El ex presidente uruguayo Julio María Sanguinetti, publicó el pasado 23 de mayo  en “La Nación” de Buenos Aires un artículo titulado “Las utopías regresivas” que bien vale glosar y comentar. El ex mandatario considera que –con excepción de Chile- poco es lo que hace América Latina por responder a los interrogantes básicos de la globalización y mucho menos, por insertarse plenamente en ella, aceptando sus desafíos, ventajas y desventajas.

Al respecto, afirma que “El resto (de América Latina) transitamos en medio de una gran dualidad de criterios, llenos de dudas, o abiertamente por viejos caminos ya trillados y abandonados”.  Y seguidamente afirma: “Es el caso de las nacionalizaciones bolivianas.

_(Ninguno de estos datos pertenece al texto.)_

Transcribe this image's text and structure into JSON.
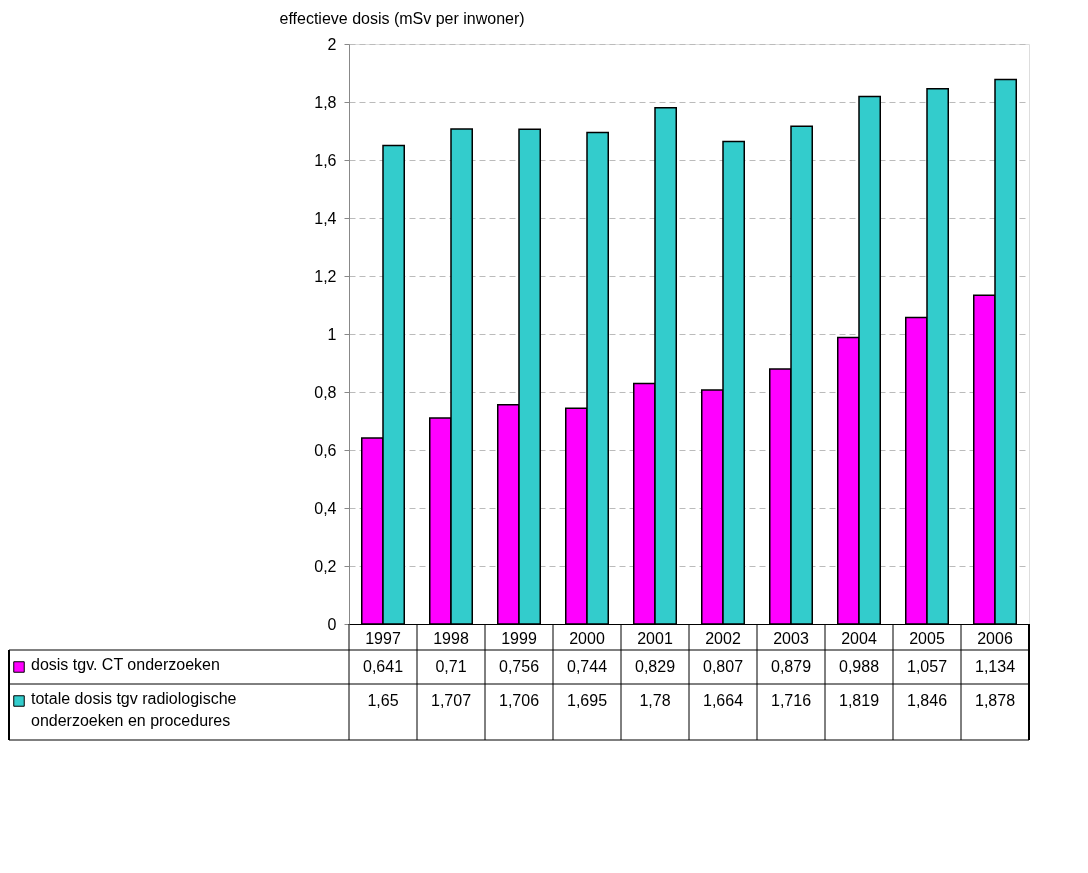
{
  "chart_data": {
    "type": "bar",
    "ylabel": "effectieve dosis (mSv per inwoner)",
    "categories": [
      "1997",
      "1998",
      "1999",
      "2000",
      "2001",
      "2002",
      "2003",
      "2004",
      "2005",
      "2006"
    ],
    "series": [
      {
        "name": "dosis tgv. CT onderzoeken",
        "color": "#ff00ff",
        "values": [
          0.641,
          0.71,
          0.756,
          0.744,
          0.829,
          0.807,
          0.879,
          0.988,
          1.057,
          1.134
        ],
        "value_labels": [
          "0,641",
          "0,71",
          "0,756",
          "0,744",
          "0,829",
          "0,807",
          "0,879",
          "0,988",
          "1,057",
          "1,134"
        ]
      },
      {
        "name": "totale dosis tgv radiologische onderzoeken en procedures",
        "color": "#33cccc",
        "values": [
          1.65,
          1.707,
          1.706,
          1.695,
          1.78,
          1.664,
          1.716,
          1.819,
          1.846,
          1.878
        ],
        "value_labels": [
          "1,65",
          "1,707",
          "1,706",
          "1,695",
          "1,78",
          "1,664",
          "1,716",
          "1,819",
          "1,846",
          "1,878"
        ]
      }
    ],
    "ylim": [
      0,
      2
    ],
    "yticks": [
      0,
      {
        "value": 0.2,
        "label": "0,2"
      },
      {
        "value": 0.4,
        "label": "0,4"
      },
      {
        "value": 0.6,
        "label": "0,6"
      },
      {
        "value": 0.8,
        "label": "0,8"
      },
      1,
      {
        "value": 1.2,
        "label": "1,2"
      },
      {
        "value": 1.4,
        "label": "1,4"
      },
      {
        "value": 1.6,
        "label": "1,6"
      },
      {
        "value": 1.8,
        "label": "1,8"
      },
      2
    ],
    "grid": "y",
    "legend": "bottom left"
  }
}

uando su Estado está recomprando plantas petroleras a Petrobras, por 112 millones de dólares, la pregunta obvia es ¿tiene sentido invertir en algo que ya está construido y produciendo y que está administrado por una empresa estatal de un Estado amigo y socio? ¿Es que no hay otros desafíos, en innovación tecnológica, en telecomunicaciones, en educación, que estén requiriendo con acuciosidad esos fondos destinados simplemente a transferir la titularidad de una propiedad sin aumentar ni un gramo la producción ni, seguramente, mejorar un dólar su rendimiento?”
Prosigue Sanguinetti: “La vieja utopía nacionalista subyace en lo profundo de una sociedad predispuesta a pensar que producirá mejor aquello que compremos para nuestro Estado, desalojando a un propietario extranjero. Ya ese sueño lo vivimos, en etapas diversas de nuestro desarrollo, y si en algunos momentos pudo tener su lógica, hoy -en el actual mundo globalizado- es tan anacrónico como un dinosaurio en la ciudad.

No reconocemos el ejemplo de China, que todos los días incorpora millones de ciudadanos a su mercado de consumo, aumentando su bienestar, sobre la base de una dinámica corriente exportadora que impulsa la inversión extranjera? En nuestro hemisferio, desgraciadamente, pueden más las lejanas consignas de un pasado que todavía nos condena, que estos ejemplos, rotundos, de nuestro presente. Sueños análogos se suman a la otra utopía -la revolucionaria- para llevar a Venezuela, dueña hoy de una gigantesca reserva monetaria de 24 mil millones de dólares, a soñar con que están en tiempos de la guerra fría y son la vanguardia de un socialismo de economía planificada en competencia con el mundo democrático de la economía de mercado”.

Y concluye: “Quien razone tal cual lo venimos haciendo, es de inmediato apostrofado de neoliberal, como si la apertura de las economías no fuera conciliable con Estados social democráticos, socialmente responsables. Europa es un ejemplo claro, lo es el Reino Unido, lo es Francia, lo es España, repúblicas de "centro" en que las rotaciones entre socialistas y liberales no han cambiado las reglas del mercado en el primer caso, ni derrumbado los sistemas de seguridad social en el otro. Naturalmente, dentro de una racionalidad asentada en el equilibrio macroeconómico... No basta, sin embargo, con no recaer en estos viejos errores. Hace falta sacudirse de una buena vez los fantasmas de estas utopías regresivas y asumir con convicción la idea de modernizarnos para tener un lugar en esta globalización que, con sus luces y sombras, llegó para quedarse”.

Que cada lector extraiga sus propias conclusiones. Yo me quedo con lo expresado por Sanguinetti.